Romney did not deliver last night the calibre performance he displayed during the first debate. How can he up his game for debate three?
1) Dial it back. Aggressive is good. But don' t argue with the moderators and don't intrude into the president's physical space. People are quick to apply the label "entitled" to you. Don't offer them occasion.
2) Worry about the votes you need, not the votes you have. It's way late to be chasing the votes of people who think that Fast & Furious is the biggest scandal since Watergate. (Or bigger!) Remember: middle class, middle class, jobs, jobs, women, women - and did I say middle class?
3) Empathy, empathy, empathy. That answer you gave last time about hiring women in Massachusetts? It was … OK. But what it showed much more than anything else that you think like an employer. Always and ever. Thinking like an employer is fine to the extent it enables you to talk well about how hiring decisions are made. Remember though, voters are also watching with the question in mind: do you have any idea what it feels like to walk in my moccasins? Don't allow them to finish the broadcast thinking, "No, he has no idea."

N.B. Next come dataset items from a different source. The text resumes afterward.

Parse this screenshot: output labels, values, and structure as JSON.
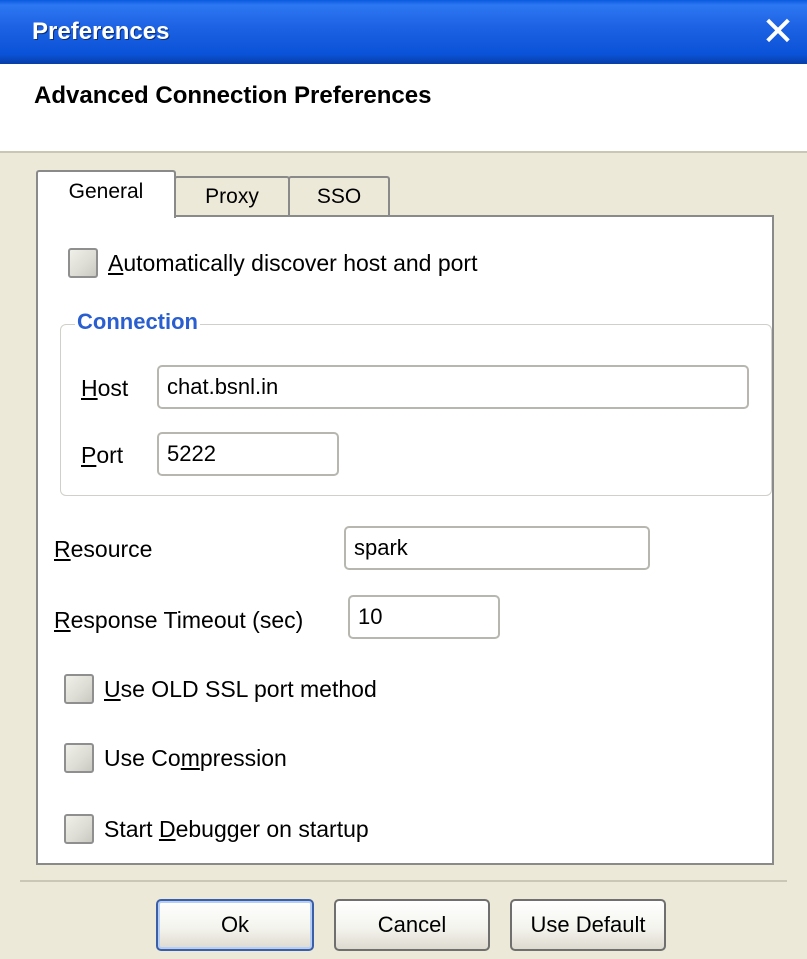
{
  "window": {
    "title": "Preferences"
  },
  "header": {
    "heading": "Advanced Connection Preferences"
  },
  "tabs": [
    {
      "label": "General",
      "active": true
    },
    {
      "label": "Proxy",
      "active": false
    },
    {
      "label": "SSO",
      "active": false
    }
  ],
  "general": {
    "auto_discover": {
      "pre": "",
      "mnemonic": "A",
      "post": "utomatically discover host and port",
      "checked": false
    },
    "connection": {
      "title": "Connection",
      "host_label": {
        "mnemonic": "H",
        "post": "ost"
      },
      "host_value": "chat.bsnl.in",
      "port_label": {
        "mnemonic": "P",
        "post": "ort"
      },
      "port_value": "5222"
    },
    "resource_label": {
      "mnemonic": "R",
      "post": "esource"
    },
    "resource_value": "spark",
    "timeout_label": {
      "mnemonic": "R",
      "post": "esponse Timeout (sec)"
    },
    "timeout_value": "10",
    "old_ssl": {
      "pre": "",
      "mnemonic": "U",
      "post": "se OLD SSL port method",
      "checked": false
    },
    "compression": {
      "pre": "Use Co",
      "mnemonic": "m",
      "post": "pression",
      "checked": false
    },
    "debugger": {
      "pre": "Start ",
      "mnemonic": "D",
      "post": "ebugger on startup",
      "checked": false
    }
  },
  "buttons": {
    "ok": "Ok",
    "cancel": "Cancel",
    "use_default": "Use Default"
  },
  "icons": {
    "close": "close-icon"
  }
}
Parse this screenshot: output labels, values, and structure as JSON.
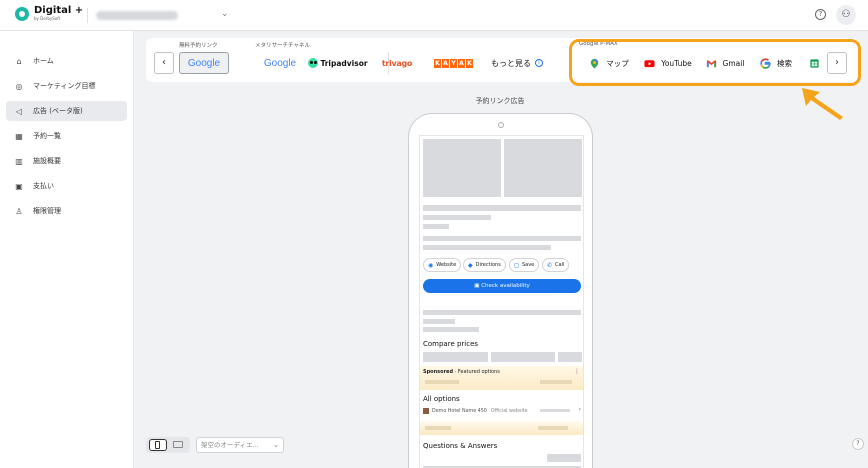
{
  "brand": {
    "name": "Digital +",
    "byline": "by DerbySoft"
  },
  "header": {
    "account_chevron": "⌄",
    "help_glyph": "?",
    "user_glyph": "⚇"
  },
  "sidebar": {
    "items": [
      {
        "label": "ホーム",
        "icon": "home-icon",
        "glyph": "⌂",
        "active": false
      },
      {
        "label": "マーケティング目標",
        "icon": "target-icon",
        "glyph": "◎",
        "active": false
      },
      {
        "label": "広告 (ベータ版)",
        "icon": "megaphone-icon",
        "glyph": "◁",
        "active": true
      },
      {
        "label": "予約一覧",
        "icon": "calendar-icon",
        "glyph": "▦",
        "active": false
      },
      {
        "label": "施設概要",
        "icon": "building-icon",
        "glyph": "▥",
        "active": false
      },
      {
        "label": "支払い",
        "icon": "wallet-icon",
        "glyph": "▣",
        "active": false
      },
      {
        "label": "権限管理",
        "icon": "user-permission-icon",
        "glyph": "♙",
        "active": false
      }
    ]
  },
  "channel_bar": {
    "groups": {
      "free": "無料予約リンク",
      "meta": "メタリサーチチャネル",
      "pmax": "Google P-MAX"
    },
    "prev_arrow": "‹",
    "next_arrow": "›",
    "free_channels": [
      {
        "label": "Google",
        "selected": true
      }
    ],
    "meta_channels": [
      {
        "label": "Google"
      },
      {
        "label": "Tripadvisor"
      },
      {
        "label": "trivago"
      },
      {
        "label": "KAYAK"
      }
    ],
    "more_label": "もっと見る",
    "info_glyph": "i",
    "pmax_channels": [
      {
        "label": "マップ",
        "icon": "google-maps-icon"
      },
      {
        "label": "YouTube",
        "icon": "youtube-icon"
      },
      {
        "label": "Gmail",
        "icon": "gmail-icon"
      },
      {
        "label": "検索",
        "icon": "google-search-icon"
      },
      {
        "label": "",
        "icon": "google-sheets-icon"
      }
    ]
  },
  "preview": {
    "title": "予約リンク広告",
    "buttons": [
      {
        "label": "Website",
        "glyph": "◉"
      },
      {
        "label": "Directions",
        "glyph": "◆"
      },
      {
        "label": "Save",
        "glyph": "◻"
      },
      {
        "label": "Call",
        "glyph": "✆"
      }
    ],
    "cta": "Check availability",
    "cta_glyph": "▣",
    "compare_prices": "Compare prices",
    "sponsored_label": "Sponsored",
    "featured_label": " · Featured options",
    "more_dots": "⋮",
    "all_options": "All options",
    "hotel_name": "Demo Hotel Name 450",
    "official_site": "Official website",
    "row_chevron": "›",
    "qa_title": "Questions & Answers"
  },
  "bottom": {
    "audience_placeholder": "架空のオーディエ...",
    "select_chevron": "⌄",
    "help_glyph": "?"
  },
  "colors": {
    "accent": "#1a73e8",
    "highlight": "#f5a31a",
    "brand": "#1fb8a6"
  }
}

4) Careful with the facts. The president sleepwalked through the first debate, and perhaps that caused you to get a little overconfident in the second. You lost both exchanges over factual matters - oil production and whether the president described Libya as terrorism - because you hadn't properly war-gamed the president's most likely answer and weren't prepared to reply. EG: "Mr. President, you say 'Use them or lose them' about oil leases on public lands. But when you revoke those leases, it's not just the users who lose. We all lose the energy we need." President Obama brought his A game to this second debate, and you will have to step up yours in Debate 3.
5) The 20% tax cut is not the issue to lose the election over. You seem convinced that the biggest worry people have about your tax plan is that you won't execute it - and so you double down when confronted with evidence that the math doesn't work. Wrong. The biggest worry people have about your plan is that you will execute it, and that the benefits will flow to a privileged few, while the bill is sent to them. They have good reason for that fear. Your commitment to hold constant the share of income tax paid by the top 5% (which starts at about $154,000 AGI) while cutting tax rates at the top is a formula for a big downward shift in the tax burden within the top 5%. Meanwhile, the 80% of American workers who pay more in payroll tax than income tax will see their tax burdens rise when the payroll tax holiday expires at the end of 2012. Better to say: "I'm committed to holding taxes down. We're going to deliver tax relief - aiming at 20%. But we won't expand the deficit and we won't deliver a big windfall to the top taxpayers at the expense of everyone else."